FINE DINING : MARTIN BASHER. 8 -25 FEBRUARY, 2006







Largely executed using discarded shipping and packaging materials and containers, Fine Dining – Basher’s first Christchurch show – brings the issue of material flow, resource exploitation and consumption to the table – in this case literally. Featuring paintings, a large silhouette forest, recorded natural soundscape and a walk-in shotgun shack, fine dining is a culinary event of a wholly different order, where material consumption is the main course. Viewers enter a dimmed gallery to meet images of a dour-looking ‘Government-man’ painted in formal portrait and a series of smoke filled landscape paintings. Drawing on the old adage ‘where there’s smoke there’s fire,’ these images provide the smoke, and offer up the protagonist, but leave the cause and type of fire tucked from sight. Past the paintings, a stand of 40-odd sculptural pine trees will surround a trash-strewn clearing, where a cramped, rickety shack loudly advertises itself as a restaurant. As viewers enter, they will discover the role of the ‘G-Man’, the cuisine served, and if they look hard enough, the ultimate source of the smoke.






The faces of doom.

Fine dining.

Fine dining…

This IS an installation and painting show, however the whole thing reeked of some ethereal madness –some… extreme lack of normality to the point where I began to wonder just weather or not the whole thing had secretly installed itself.

I’m pretty sure (and have some reliable sources in dreamland) that this show actually arrived in -MIST FORM- and wafted it’s non corporeal self into this Gallery. It then changed its complete molecular structure and resubstantiated itself in its current form. The HIGH Street Project art gallery has been completely transformed. It’s almost like the set of a play; trees float all around you –emanating a strong and resilient energy; if you looked at them the wrong way, and threatened them, they would surely take you out, but at ALL OTHER TIMES those puppies will rustle-rustle it to death in beautiful caressing moments, hoping not to be destroyed underneath it all.

The focal point of the installation was a shack. A total I’m-in-the-middle-of-the-bush kinda dealeeee that you could totally walk into. There was even a table that you sit at. Some weird guy had been there by the looks of it, but- he is not there anymore.
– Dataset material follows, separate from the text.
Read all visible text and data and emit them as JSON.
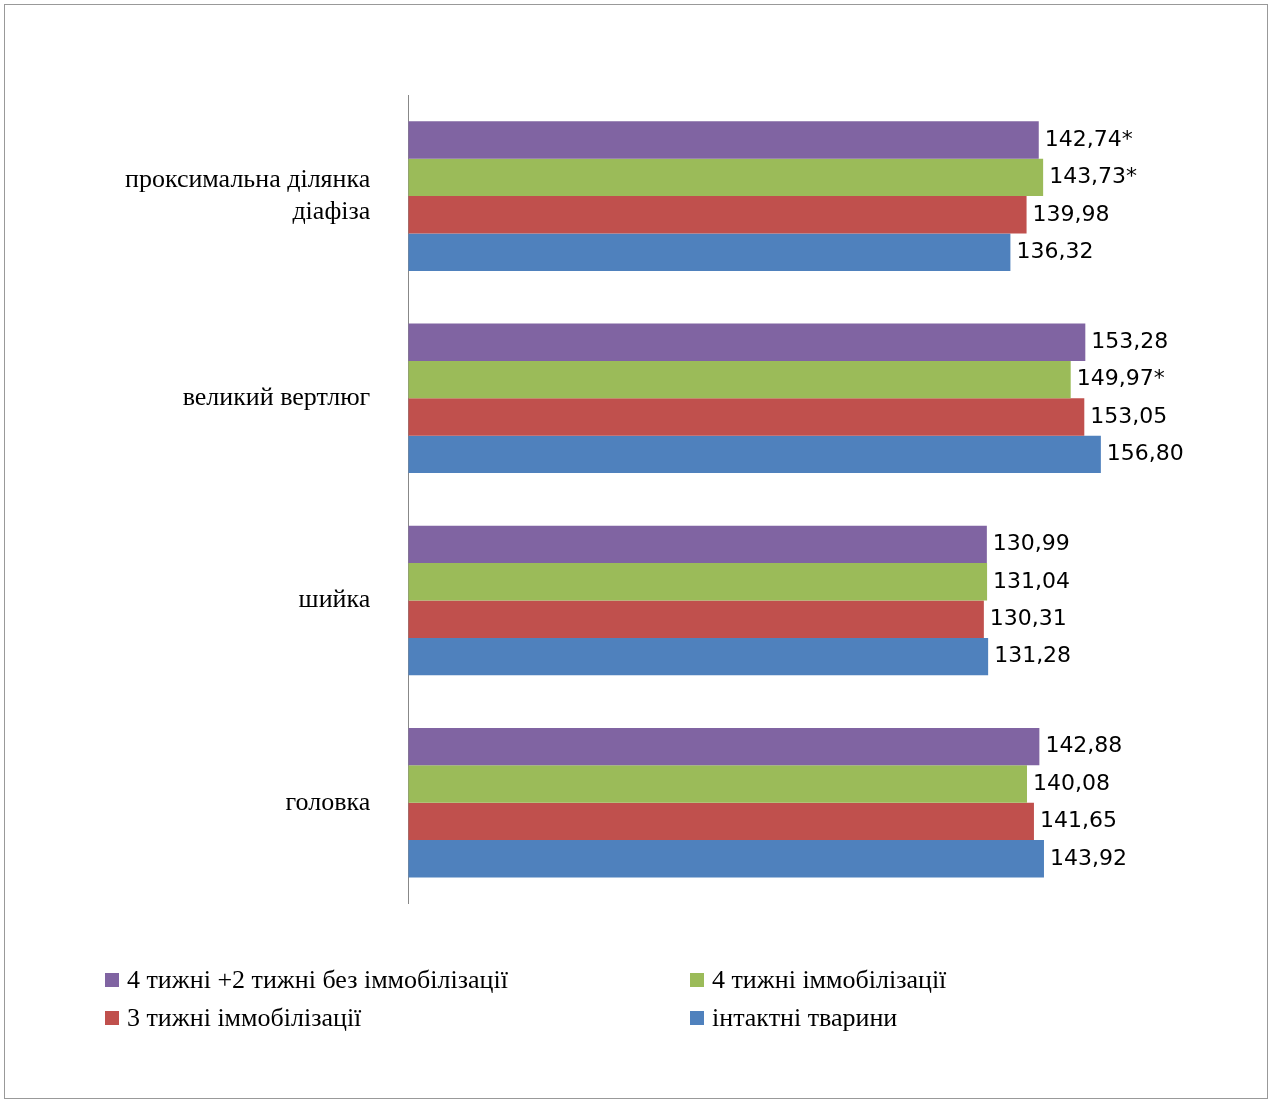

This scenic installation goodness was however surrounded by, um, DOOM. Doom in painting form I guess. The walls were pelted with the harsh truths of our world. This effect was absolutely amazing. The whole set was executed brilliantly. Managing to be subtle and abashed at the same time, this show is a composition –and the composer is a genius:

Martin Basher.

All the work in the show is made up of Company packing crates/boxes and used commercial postal/moving material which is perfectly fitting for the subject matter of the painted works. These beautiful paintings depict a variety of scenes usually involving Industrial Plants/Cites –the blackest of black smoke billowing from them. Always absent of human beings, these works are perfectly communicating the “Corporate Blind Eye” stance. I guess it’s also aimed at the everyday person as well though, trying to bring attention to the fact that what ever doesn’t immediately and directly effect us, is for the most part ignored.

The baron images of the paintings are surrounding and essentially suffocating the floating trees inside.

It’s owning me.

The artist has also repeatedly used the image of former C.I.A Counter Terrorism Ambassador Cofer Black. His gruff, sinew-saggy archetypical politician/corporate-man face is staring right at you regardless of what entrance you take into the gallery. But the focus is not so much centred on Mr Black himself, he simply has the perfect face to define fat-company-cutthroat-environment-killing fuck ups I presume

–semi-safely.

All in all, the entire show manages to be relevant, technically brilliant, subtle, unconscious and amazingly direct all at once. A superbly executed set of ideas, captivating and inspiring.

Tristen Deschain


Basher, N.Z. born, completed a Degree in Fine Arts from Columbia University in New York City in 2003. After several further years working for artists and museums in NYC, he is now currently based in Wellington.